The college must have processes in place whereby students are observed and assessed, with timely documentation to assure accuracy of the assessment for having attained each of the following competencies:
- comprehensive patient diagnosis (problem solving skills), appropriate use of diagnostic testing, and record management
- comprehensive treatment planning including patient referral when indicated
- anesthesia and pain management, patient welfare
- basic surgery skills and case management
- basic medicine skills and case management
- emergency and intensive care case management
- understanding of health promotion and biosecurity, prevention and control of disease including zoonoses and principles of food safety
- client communications and ethical conduct
- critical analysis of new information and research findings relevant to veterinary medicine.
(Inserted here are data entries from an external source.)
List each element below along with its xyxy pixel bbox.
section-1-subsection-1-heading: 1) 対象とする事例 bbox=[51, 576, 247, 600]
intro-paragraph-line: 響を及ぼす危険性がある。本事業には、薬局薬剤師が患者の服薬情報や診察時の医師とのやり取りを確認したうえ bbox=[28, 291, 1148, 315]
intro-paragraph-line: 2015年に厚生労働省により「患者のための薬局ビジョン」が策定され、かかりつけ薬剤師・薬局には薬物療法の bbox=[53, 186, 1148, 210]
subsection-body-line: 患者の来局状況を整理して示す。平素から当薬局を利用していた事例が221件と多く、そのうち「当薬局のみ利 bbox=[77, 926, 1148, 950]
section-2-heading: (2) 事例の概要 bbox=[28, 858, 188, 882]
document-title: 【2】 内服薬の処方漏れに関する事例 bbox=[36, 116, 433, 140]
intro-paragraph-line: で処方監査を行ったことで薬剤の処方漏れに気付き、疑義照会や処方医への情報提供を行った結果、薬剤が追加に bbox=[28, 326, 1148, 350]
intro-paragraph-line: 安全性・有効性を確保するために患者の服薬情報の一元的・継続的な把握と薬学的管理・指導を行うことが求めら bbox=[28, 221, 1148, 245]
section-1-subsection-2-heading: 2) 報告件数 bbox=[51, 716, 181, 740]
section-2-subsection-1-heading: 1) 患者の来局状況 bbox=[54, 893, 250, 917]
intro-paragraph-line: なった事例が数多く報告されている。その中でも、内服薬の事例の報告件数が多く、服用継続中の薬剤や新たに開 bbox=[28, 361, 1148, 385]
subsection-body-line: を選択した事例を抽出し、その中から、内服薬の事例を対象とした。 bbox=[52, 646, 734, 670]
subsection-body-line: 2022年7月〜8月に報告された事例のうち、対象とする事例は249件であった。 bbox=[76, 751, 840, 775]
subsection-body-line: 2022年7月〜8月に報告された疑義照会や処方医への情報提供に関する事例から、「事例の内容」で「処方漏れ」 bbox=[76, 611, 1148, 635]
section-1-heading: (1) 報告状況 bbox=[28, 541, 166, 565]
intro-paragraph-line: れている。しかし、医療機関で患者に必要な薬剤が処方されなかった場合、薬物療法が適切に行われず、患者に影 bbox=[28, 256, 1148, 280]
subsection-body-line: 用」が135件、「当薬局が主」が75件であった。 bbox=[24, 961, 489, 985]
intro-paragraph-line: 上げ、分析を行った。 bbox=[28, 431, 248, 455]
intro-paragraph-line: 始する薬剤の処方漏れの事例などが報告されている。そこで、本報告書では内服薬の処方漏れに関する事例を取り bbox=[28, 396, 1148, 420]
The Council on Education expects that 80% or more of each college's graduating senior students sitting for the NAVLE will have passed at the time of graduation.*
*Colleges that do not meet this criterion will be subjected to the following analysis. The Council will calculate a 95% exact binomial confidence interval for the NAVLE scores for colleges whose NAVLE pass rate falls below 80%. Colleges with an upper limit of an exact 95% binomial confidence interval less than 85% for two successive years in which scores are available will be placed on Probationary Accreditation. Colleges with an upper limit of an exact 95% binomial confidence level less than 85% for four successive years in which scores are available will, for cause, be placed on Terminal Accreditation. If no program graduates take the NAVLE, the Council will use other student educational outcomes in assessing compliance with the standard including those listed in 12.11.1.